Nunca fui uma pessoa obstinadamente curiosa. Contudo, confesso que não gosto de ter um mistério por perto. Talvez por isso – suponho que não só – me tornei uma psicanalista lacaniana. A irritação de não entender o que o entorno psicanalítico produzia – a conversa dos iniciados – me moveu a comer alguns livros. Somente depois, com uma práxis, quer dizer, com paciência e pacientes, esses saberes foram se tornando mais amigáveis.
Deve ter relação com um passado adolescente ávido por ciências ocultas, Umbanda, Wicca e Cabala. A esse respeito, em um passeio por Benjamin e Kafka, Agamben fala sobre magia e felicidade. Citando o autor de O Processo, aponta uma das concepções da magia cuja essência, longe de criar, estaria mais em chamar. Diz, então, Agamben, meu convidado do texto:
Tal definição está de acordo com a antiga tradição que cabalistas e necromantes seguiram escrupulosamente em todos os tempos, segundo a qual a magia é, essencialmente, uma ciência dos nomes secretos. Cada coisa, cada ser, tem, além de seu nome manifesto, um nome escondido, ao qual não pode deixar de responder. Ser mago significa conhecer e evocar esse arquinome. Disso nascem as intermináveis listas de nomes – diabólicos ou angélicos – com as quais o necromante garante para si o domínio sobre potências espirituais. O nome secreto é para ele apenas a sigla de seu poder de vida e de morte sobre a criatura que o traz[1].
Me detive nesta passagem porque ela me pareceu extremamente acorde às mistificações de nosso tempo e seus enlaces com a necropolítica[2], aquele conceito desenvolvido pelo pulsante pensador camaronês Achille Mbembe. Há decisão e projeto nas mãos dos poderosos que administram a vida e a morte. Os mesmos burocratas que entopem as massas de tecnicismos anglicistas. Os mesmos que nos fazem crer que política é uma coisa “lá longe”, em Brasília, coisa de engravatados, de colarinhos brancos, os tais iniciados. Os mesmos que deixam as suas palavras secretas e codificadas para que pensemos que elas não têm nada a ver com a nossa vida. Os mesmos que fazem com que pensemos que não temos o direito de saber o que são commodities, por exemplo. E assim nos fazem nunca ligar os pontos: a exacerbação e consumo desenfreado de certas commodities com desastres ambientais, como o do último maio no Rio Grande do Sul.

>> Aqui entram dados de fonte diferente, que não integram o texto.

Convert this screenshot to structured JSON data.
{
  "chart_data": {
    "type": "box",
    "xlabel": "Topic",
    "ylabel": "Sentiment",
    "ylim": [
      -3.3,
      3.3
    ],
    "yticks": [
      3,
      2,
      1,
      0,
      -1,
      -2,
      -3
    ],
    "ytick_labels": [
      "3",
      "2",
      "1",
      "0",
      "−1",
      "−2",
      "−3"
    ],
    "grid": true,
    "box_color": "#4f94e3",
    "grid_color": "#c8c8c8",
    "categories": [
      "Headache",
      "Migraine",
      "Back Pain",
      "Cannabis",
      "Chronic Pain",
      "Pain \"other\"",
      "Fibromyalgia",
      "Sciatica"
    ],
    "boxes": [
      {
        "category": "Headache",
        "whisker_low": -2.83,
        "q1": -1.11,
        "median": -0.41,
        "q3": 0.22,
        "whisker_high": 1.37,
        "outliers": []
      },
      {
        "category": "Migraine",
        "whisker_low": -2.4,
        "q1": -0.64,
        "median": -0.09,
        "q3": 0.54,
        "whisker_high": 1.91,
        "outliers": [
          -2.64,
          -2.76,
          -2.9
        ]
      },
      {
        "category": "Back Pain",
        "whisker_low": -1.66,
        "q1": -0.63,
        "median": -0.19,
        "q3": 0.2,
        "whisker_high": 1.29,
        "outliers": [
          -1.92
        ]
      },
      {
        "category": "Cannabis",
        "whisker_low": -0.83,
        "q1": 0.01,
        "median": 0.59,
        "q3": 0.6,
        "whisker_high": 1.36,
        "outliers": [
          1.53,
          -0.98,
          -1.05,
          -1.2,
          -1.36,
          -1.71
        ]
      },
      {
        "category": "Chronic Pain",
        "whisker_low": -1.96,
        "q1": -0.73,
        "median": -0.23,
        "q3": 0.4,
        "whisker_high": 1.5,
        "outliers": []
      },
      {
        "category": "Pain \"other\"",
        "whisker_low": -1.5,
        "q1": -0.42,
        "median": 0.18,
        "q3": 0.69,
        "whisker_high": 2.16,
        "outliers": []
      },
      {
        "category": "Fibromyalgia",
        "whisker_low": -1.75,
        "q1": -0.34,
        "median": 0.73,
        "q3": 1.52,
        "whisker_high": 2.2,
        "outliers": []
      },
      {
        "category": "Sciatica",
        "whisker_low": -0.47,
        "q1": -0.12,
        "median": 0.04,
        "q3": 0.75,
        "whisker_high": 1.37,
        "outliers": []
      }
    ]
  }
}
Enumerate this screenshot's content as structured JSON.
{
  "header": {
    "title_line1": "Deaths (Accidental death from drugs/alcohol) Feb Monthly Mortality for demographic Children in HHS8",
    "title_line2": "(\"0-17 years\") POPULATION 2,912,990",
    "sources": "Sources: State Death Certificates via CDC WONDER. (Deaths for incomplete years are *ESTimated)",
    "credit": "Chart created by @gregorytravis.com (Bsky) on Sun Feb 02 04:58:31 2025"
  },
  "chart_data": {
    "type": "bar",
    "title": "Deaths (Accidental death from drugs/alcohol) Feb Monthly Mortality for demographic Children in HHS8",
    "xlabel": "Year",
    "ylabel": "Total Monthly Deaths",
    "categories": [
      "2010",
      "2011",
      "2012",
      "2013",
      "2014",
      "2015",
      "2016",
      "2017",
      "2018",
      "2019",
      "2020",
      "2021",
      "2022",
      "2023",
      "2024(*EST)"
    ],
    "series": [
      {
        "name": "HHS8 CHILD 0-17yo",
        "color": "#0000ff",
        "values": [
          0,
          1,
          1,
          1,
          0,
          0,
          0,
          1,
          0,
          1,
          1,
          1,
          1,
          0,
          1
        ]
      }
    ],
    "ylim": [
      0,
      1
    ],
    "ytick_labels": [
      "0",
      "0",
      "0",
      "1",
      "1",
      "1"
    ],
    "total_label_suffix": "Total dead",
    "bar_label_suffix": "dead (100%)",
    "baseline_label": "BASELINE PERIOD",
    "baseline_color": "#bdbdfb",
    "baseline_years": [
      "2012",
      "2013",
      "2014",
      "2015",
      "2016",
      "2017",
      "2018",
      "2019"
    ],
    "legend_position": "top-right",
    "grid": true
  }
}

Ainda a propósito de palavras, a drag queen Rita Von Hunt há alguns dias desmistificou em vídeo a palavra tragédia ao comentar sobre o evento climático extremo vivido no Sul do país. Entre tantos pontos que levanta, em uma leitura articulada e dinâmica do Estado brasileiro, Rita mostra como “o fim do mundo pode ser um ótimo momento para fazer negócios”.
A partir daí podemos entender que há uma gestão do desastre em curso. Os governos neoliberais do estado do Rio Grande do Sul e da Prefeitura de Porto Alegre, apesar de eleitos, não representam o anseio de bem-estar do povo. Representam, sim, interesses daqueles que podem lucrar política e/ou economicamente. Deixando as Universidades de fora, o prefeito Sebastião Melo inclui uma consultoria – travestida de benesse – com a Alvarez e Marsal. A empresa teve uma atuação controversa no desastre do furacão Katrina, em Nova Orleans, movida a privatizações, gentrificação de populações já vulneráveis e demissões em massa.
É o abracadabra macabro de um neoliberalismo que desvela a palavra fascista em suas ações, que não hesita em limpar a própria barra, fazendo do desastre um mercado emergente. Em palavras mais simples, sem voltas e segredos, é ganância acima de tudo.
[1] Agamben, Giorgio. Profanações. São Paulo: Boitempo, 2007.
[2] Mbembe, Achille. Necropolítica: Biopoder, soberania, estado de exceção, política de morte. São Paulo: N-1 Edições, 2018.